Le groupe français de grande distribution Casino a annoncé mardi dans un communiqué vouloir engager un plan de désendettement de 2 milliards d’euros, prévoyant notamment de se séparer de ses activités au Vietnam.

Le plan, qui devrait être “réalisé dans les 12 prochains mois” prévoit également de vendre à des partenaires extérieurs certaines galeries commerciales du groupe en Thaïlande et en Colombie. A fin 2016, Casino prévoit ainsi de diviser par deux sa dette de fin 2014, qui était alors de 7,6 milliards d’euros. Le distributeur a déjà réduit cette année sa dette de 1,7 milliard d’euros en réorganisant ses activités en Amérique latine.

Ce nouveau plan “important pour améliorer notre flexibilité financière”, et alors que “le niveau de notre dette a parfois fait l’objet de critiques”, passera “par des cessions d’actifs non stratégiques” et “inclue notamment le projet de vendre les activités du groupe au Vietnam”, a expliqué Antoine Giscard d’Estaing, le directeur financier de Casino, lors d’un point téléphonique.

“Le groupe Casino se concentrera ainsi sur la poursuite de sa stratégie de croissance sur ses marchés clés en France, en Amérique Latine et en Asie autour d’actifs porteurs”, a indiqué le groupe dans son communiqué. Casino est présent au Vietnam depuis 2001 et y possède 42 magasins et 30 galeries commerciales. Les ventes 2015 de Casino dans ce pays se sont élevées à “environ 600 millions d’euros”, soit “environ 3% du chiffre d’affaires consolidé de Casino à l’international”, a expliqué M. Giscard d’Estaing.

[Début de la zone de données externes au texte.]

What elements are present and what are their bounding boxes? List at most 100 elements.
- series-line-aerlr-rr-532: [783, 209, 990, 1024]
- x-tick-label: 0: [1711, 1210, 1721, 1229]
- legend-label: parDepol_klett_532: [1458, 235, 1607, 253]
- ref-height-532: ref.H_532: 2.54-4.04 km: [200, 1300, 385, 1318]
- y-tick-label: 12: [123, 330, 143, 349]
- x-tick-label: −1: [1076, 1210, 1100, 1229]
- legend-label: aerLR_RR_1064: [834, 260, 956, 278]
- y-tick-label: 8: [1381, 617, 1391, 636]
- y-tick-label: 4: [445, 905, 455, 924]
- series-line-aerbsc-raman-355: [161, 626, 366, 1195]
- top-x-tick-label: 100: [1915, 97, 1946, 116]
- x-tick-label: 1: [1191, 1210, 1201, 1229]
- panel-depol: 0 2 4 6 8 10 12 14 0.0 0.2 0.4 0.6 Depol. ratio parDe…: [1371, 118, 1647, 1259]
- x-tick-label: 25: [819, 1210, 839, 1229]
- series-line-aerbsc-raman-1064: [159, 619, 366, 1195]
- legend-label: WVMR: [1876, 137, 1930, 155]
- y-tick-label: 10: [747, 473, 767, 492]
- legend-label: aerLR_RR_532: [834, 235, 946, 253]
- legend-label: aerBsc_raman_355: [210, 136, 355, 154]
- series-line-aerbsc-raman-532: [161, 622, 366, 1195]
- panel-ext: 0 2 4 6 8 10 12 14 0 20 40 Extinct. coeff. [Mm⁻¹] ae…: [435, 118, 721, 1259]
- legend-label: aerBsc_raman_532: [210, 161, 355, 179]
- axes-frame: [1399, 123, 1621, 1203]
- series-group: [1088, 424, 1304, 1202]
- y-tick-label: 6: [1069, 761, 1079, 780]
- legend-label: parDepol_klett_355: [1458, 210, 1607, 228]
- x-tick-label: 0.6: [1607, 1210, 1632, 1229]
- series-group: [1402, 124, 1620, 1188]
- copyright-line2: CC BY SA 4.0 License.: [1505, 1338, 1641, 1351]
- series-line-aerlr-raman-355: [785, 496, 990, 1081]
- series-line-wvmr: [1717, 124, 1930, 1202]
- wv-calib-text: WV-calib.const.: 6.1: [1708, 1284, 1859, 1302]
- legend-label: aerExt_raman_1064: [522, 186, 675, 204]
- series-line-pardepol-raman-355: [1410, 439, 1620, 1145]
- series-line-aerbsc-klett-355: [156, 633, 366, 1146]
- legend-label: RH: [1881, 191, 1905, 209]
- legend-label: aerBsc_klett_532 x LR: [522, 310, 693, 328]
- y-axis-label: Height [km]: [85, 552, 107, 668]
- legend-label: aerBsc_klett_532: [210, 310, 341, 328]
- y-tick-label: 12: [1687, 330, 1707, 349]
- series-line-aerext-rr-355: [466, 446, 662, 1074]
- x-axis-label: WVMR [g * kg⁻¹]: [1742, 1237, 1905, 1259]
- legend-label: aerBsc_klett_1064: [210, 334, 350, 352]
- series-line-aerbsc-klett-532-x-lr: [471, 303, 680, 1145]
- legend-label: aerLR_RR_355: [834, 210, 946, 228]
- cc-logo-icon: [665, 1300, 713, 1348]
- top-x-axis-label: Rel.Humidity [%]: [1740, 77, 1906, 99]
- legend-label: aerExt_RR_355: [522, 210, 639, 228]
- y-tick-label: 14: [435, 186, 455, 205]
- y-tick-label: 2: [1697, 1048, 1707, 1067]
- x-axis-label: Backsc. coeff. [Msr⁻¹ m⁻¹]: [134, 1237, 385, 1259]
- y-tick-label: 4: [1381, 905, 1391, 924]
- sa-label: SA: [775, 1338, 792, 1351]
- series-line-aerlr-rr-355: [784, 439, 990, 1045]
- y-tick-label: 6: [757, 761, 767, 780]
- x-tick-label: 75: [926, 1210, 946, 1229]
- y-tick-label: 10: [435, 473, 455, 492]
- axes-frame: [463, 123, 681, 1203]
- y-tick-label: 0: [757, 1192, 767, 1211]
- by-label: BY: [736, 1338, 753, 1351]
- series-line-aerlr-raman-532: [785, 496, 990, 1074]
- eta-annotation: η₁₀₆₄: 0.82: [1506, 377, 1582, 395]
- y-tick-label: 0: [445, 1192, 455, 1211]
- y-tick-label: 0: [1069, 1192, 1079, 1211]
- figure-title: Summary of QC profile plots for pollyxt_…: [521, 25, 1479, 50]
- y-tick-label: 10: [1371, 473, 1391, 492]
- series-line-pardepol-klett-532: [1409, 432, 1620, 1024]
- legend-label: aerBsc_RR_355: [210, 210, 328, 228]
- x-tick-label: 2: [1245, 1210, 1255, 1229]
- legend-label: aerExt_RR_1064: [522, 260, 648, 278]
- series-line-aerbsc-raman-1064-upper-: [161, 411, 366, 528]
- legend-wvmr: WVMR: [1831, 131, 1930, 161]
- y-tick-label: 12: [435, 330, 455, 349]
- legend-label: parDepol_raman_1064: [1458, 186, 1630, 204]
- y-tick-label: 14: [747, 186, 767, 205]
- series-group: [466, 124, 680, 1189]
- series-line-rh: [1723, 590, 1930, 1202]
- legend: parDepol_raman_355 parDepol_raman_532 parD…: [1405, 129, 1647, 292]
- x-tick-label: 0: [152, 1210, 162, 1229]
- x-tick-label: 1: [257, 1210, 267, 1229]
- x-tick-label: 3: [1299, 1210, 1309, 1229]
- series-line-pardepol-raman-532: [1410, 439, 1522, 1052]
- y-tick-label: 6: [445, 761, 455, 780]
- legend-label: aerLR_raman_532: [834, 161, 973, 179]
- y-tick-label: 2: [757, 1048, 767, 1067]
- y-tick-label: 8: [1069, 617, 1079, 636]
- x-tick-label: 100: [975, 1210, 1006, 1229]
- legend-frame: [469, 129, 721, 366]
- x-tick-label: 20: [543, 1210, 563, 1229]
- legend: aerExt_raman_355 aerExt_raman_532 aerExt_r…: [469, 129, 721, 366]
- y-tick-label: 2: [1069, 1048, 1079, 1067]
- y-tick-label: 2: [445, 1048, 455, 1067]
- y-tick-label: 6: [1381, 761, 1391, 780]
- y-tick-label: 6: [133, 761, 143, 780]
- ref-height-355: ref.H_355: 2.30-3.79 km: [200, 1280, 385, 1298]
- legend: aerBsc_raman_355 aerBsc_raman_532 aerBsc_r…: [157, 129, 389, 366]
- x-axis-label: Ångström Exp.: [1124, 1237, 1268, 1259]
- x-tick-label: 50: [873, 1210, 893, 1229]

Concernant les cessions immobilières, Big C, filiale de Casino en Thaïlande, détient près de 800.000 mètres carrés de surfaces locatives dans ses centres commerciaux. Exito, filiale colombienne du groupe, gère, elle, plus de 300.000 mètres carrés de surfaces commerciales. Sur ces deux pays, “il n’est pas question de vendre les murs des hypermarchés”, a précisé le directeur financier. Pour ces actifs, Casino déclare avoir “déjà reçu plusieurs marques d’intérêts de la part d’investisseurs”. Il estime que l’ensemble des cessions pourrait être réalisé “dans un calendrier de 9 à douze mois”.